By using a metadata-driven approach, it is responsive to newly arriving data in a cost-optimal manner and requires minimal ongoing maintenance or monitoring (although metadata-based monitoring functions are provided).

Why would you need one?

Inbound data structures are typically designed for optimal storage and schema stability, not for simplicity of modelling, query or analytics. Specifically, nested data structures pose challenges as the structure of the nested data needs to be known ahead of time in order to extract meaningful data. This also applies to JSON data.

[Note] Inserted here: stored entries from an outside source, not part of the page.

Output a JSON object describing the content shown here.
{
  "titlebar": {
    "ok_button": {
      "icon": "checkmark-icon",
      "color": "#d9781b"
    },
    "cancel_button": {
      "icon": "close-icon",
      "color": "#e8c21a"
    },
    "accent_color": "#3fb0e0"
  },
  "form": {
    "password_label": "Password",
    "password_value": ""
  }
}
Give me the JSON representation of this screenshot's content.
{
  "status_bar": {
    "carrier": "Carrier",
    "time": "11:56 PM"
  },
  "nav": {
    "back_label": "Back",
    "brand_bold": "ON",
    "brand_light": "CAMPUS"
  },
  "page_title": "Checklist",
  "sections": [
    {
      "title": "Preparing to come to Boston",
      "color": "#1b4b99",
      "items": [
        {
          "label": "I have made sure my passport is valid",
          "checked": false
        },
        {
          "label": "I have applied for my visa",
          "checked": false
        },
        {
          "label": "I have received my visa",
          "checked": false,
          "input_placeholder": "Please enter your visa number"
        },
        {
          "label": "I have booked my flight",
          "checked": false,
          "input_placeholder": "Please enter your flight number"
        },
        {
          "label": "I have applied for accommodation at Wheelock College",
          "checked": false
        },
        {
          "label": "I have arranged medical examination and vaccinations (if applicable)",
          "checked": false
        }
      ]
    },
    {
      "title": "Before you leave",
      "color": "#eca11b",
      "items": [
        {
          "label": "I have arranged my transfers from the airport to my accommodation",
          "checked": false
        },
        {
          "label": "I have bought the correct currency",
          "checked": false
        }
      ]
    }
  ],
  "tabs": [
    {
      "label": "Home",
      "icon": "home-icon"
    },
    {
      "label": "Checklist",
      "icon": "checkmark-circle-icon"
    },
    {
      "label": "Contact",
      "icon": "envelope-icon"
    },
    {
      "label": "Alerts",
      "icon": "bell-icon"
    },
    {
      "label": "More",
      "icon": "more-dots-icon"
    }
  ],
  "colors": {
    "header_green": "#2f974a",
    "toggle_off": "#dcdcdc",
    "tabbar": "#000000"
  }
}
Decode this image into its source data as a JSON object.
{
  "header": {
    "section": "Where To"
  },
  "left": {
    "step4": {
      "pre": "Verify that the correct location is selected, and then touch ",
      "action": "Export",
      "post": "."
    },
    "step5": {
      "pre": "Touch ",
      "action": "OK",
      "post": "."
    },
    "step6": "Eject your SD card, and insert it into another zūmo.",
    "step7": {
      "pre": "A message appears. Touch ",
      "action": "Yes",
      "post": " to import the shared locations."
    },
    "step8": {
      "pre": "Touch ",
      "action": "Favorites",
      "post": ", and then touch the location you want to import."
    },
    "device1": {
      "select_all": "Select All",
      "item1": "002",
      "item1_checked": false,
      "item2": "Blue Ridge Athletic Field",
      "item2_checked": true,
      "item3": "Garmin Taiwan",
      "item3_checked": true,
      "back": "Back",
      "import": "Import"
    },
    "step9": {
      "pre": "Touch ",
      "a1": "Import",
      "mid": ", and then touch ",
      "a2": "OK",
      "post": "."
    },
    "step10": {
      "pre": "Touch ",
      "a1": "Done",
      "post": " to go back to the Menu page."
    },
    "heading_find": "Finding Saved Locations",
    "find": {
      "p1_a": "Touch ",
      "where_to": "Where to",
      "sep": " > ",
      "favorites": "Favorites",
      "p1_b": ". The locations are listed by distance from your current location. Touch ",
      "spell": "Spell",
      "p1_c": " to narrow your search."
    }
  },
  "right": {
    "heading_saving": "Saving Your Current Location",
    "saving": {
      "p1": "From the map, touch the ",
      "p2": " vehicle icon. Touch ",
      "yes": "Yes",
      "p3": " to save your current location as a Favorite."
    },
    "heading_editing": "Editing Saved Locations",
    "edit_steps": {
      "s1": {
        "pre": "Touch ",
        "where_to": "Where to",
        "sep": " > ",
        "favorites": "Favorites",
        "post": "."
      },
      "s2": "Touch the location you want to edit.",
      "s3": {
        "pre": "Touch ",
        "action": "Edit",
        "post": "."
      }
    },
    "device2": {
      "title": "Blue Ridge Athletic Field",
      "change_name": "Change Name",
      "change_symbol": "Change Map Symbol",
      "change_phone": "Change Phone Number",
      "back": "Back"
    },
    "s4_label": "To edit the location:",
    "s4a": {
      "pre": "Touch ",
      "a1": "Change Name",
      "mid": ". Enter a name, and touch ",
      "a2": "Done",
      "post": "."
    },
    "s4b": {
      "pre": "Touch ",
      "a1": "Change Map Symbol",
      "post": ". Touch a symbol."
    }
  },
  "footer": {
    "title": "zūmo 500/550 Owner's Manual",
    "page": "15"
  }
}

Historically this has meant that transforming this data required painfully hand-crafting queries with a verbose, unintuitive and uncommon query syntax, slowing down subsequent data-related activities.

Many Google-managed inbound data transfers also do not arrive at a consistent time every day, which can be challenging to control for efficiently and reliably.

How does it work?

Decoders are installed by executing a BigQuery function with installation-specific configuration arguments. Installation involves the following automated stages:

Profile data structure, contents and types
Build source-specific decoder functions based on configuration and data profile
Build output assets (typically date-partitioned tables)
Deploy automation, monitoring and installation functions

Decoder Installation

flowchart LR
 profile_data["Profile<br>Data"] --> build_decoder_functions["Build<br>Decoder<br>Functions"] --> build_output_assets["Build<br>Output<br>Assets"] --> deploy_automation_function["Deploy<br>Management<br>Functions"]

Once a decoder is installed, the output data assets can then be:

queried directly;
connected directly to business intelligence tools;
used as an input to simplified transformation models; and
extended with SQL to customise subsequent data transformation.

Decoders are built using native (but extended) BigQuery functionality, so do not require external platforms or API calls. Decoders can be deployed on whitelisted datasets, by users with the appropriate permissions to call the specific installation functions.

A simple automation function is deployed in the decoder dataset, which checks and compares inbound shard and outbound partition metadata. New date partitions are identified, transformation/augmentation logic is applied to the newly-arrived data and the output data tables are updated incrementally.

This is triggered on a regular schedule (as short as every 5 minutes, but typically hourly), and can also be called manually to refesh specific partition subsets of the outbound tables. Since this is built on metadata queries (and does not query the underlying data) it is a simple mechanism to execute data transformations upon arrival of both predictably and unpredictably timed inbound data.

Access to installation and automation functions is granted to permitted users on whitelisted datasets.

Where is it installed?

A decoder is installed in a configurable dataset (within the same region as the inbound data), but typically the same dataset as the inbound data.

Decoders can deployed programmatically across hundreds of data sources in just a few lines of code. No configuration is required, but decoders can be configured in granular ways depending on the use-case and data.

What Decoders are available?

The Google Analytics 4 Decoder is currently open to private alpha registration. Apply for access here.

Additional decoders are also in development and are currently being used on internal and client projects.